NTSB Prelim: Cirrus Design Corp SR20

A Radio Transmission About A Trim Problem, Thought To Be From The Accident Pilot Was Heard On Frequency

Location: San Diego, CA Accident Number: WPR23FA027
Date & Time: November 5, 2022, 12:00 Local Registration: N700YZ
Aircraft: Cirrus Design Corp SR20 Injuries: 1 Fatal
Flight Conducted Under: Part 91: General aviation - Instructional

On November 5, 2022, about 1200 Pacific daylight time, a Cirrus SR20, N700YZ, was substantially damaged when it was involved in an accident near San Diego, California. The student pilot was fatally injured. The airplane was operated as a Title 14 Code of Federal Regulations Part 91 instructional flight.

Review of recorded communication from the Montgomery-Gibbs Executive (MYF) air traffic control tower revealed that N700YZ had been cleared for a base leg inbound to RWY 28R. Shortly after, a second airplane, N480SP, was cleared for takeoff on RWY 28R, and a third airplane, N5396E, was instructed to Line-Up and Wait (LUAW) on RWY 28R. About 30 seconds later, N5396E was cleared for takeoff. About 14 seconds later, the controller instructed N700YZ, who was on about a one mile final to RWY 28R, to sidestep to the left and go-around. There was no response from the pilot, and the controller repeated the instruction to go-around, without a response.

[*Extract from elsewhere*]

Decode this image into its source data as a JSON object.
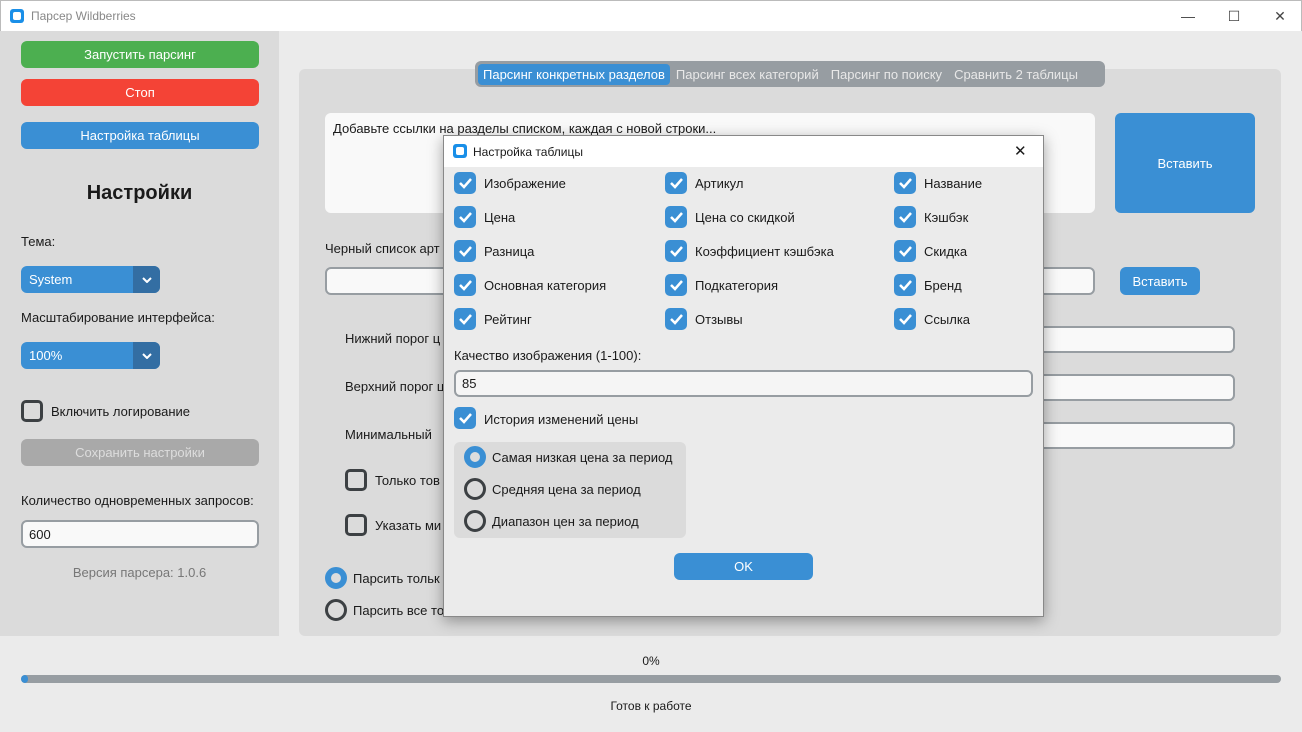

During this timeframe, a radio transmission about a trim problem, thought to be from the accident pilot was heard on frequency. The controller responded that, the aircraft that radioed about the trim problems, had a stuck mic on the tower frequency. Recorded Automatic Dependent Surveillance-Broadcast (ADS-B) data provided by the Federal Aviation Administration (FAA) showed the accident airplane conducting traffic pattern work to both runways 28L and 28R at MYF. The pilot flew 2 turns in the pattern to RWY 28L (left traffic), followed by 2 turns in the pattern to RWY 28R, the second of which was the accident leg, as seen in figure 1. The data showed that at 1155:58, the airplane continued to ascend in a right turn until ADS-B contact was lost, about 350 ft southeast of the accident site.

Examination of the accident site revealed that the airplane impacted flat open terrain about 730 ft northwest of the departure end of runway 28R. The airplane came to rest upright on a heading of about 10° magnetic, at an altitude of 417 ft mean sea level. The first identified point of contact (FIPC) with terrain was a ground scar/impression on a heading of 195° magnetic and about 125 ft south from the main wreckage. The ground scar/impression was about 11 ft long, 12 inches wide and 2 in deep. The debris field was about 125 ft in length and 75 ft wide.

Numerous pieces of composite wing, plexiglass, and propeller were observed throughout the debris path. The wreckage was recovered to a secure location for further examination.